BTS, a part of the Department’s Research and Innovative Technology Administration, reported that the September 2013 FTE total for scheduled passenger carriers was 6,207 fewer than in September 2012. Scheduled passenger airline categories include network, low-cost, regional and other airlines.
The 1.6 percent decline in FTEs in September 2013 from September 2012 may be due, in part, to two factors. First, American Airlines, the industry’s third largest employer, filed for bankruptcy in November 2011 and reduced FTEs by 7.1 percent year-to-year. Second, network carriers have experienced increased fuel costs and have reduced contracts with the regional airlines that operate less fuel-efficient regional jets. Regional airline employment is down 3.0 percent year-to-year.

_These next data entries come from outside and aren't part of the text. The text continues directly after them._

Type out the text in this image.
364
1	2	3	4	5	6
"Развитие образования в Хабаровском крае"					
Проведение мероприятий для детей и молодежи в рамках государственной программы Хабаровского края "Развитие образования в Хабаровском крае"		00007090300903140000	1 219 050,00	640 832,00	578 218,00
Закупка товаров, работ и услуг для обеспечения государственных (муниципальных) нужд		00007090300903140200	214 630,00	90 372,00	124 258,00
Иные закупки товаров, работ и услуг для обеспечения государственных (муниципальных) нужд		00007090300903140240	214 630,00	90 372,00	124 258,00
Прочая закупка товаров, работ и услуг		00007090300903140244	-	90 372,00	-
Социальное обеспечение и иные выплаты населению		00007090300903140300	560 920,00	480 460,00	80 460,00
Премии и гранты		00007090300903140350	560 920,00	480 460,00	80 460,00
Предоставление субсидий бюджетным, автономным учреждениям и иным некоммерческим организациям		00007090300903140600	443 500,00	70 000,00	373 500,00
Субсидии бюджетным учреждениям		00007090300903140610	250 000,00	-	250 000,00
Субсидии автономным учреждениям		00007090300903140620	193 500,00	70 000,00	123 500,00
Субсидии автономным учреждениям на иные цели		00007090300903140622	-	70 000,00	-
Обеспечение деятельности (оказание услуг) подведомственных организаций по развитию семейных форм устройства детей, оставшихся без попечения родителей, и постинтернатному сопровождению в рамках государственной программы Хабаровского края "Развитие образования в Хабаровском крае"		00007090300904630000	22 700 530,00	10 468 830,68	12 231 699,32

The five network airlines that collectively employ two-thirds of the scheduled passenger airline FTEs reported 2.1 percent fewer FTEs in September 2013 than in September 2012, the 14th consecutive month with a decline from the same month of the previous year. Delta Air Lines reduced FTEs by 2.7 percent from September 2012, American by 7.1 percent and United Airlines by 0.1 percent. US Airways increased FTEs by 2.9 percent and Alaska Airlines by 3.0 percent from September 2012. Network airlines operate a significant portion of flights using at least one hub where connections are made for flights to down-line destinations or spoke cities.
Of the six low-cost carriers, four – Spirit Airlines, Allegiant Airlines, JetBlue Airways and Virgin America – reported an increase in FTEs from September 2012 while two – Frontier Airlines, Southwest Airlines – reported a decline. Low-cost airlines operate under a low-cost business model, with infrastructure and aircraft operating costs below the overall industry average.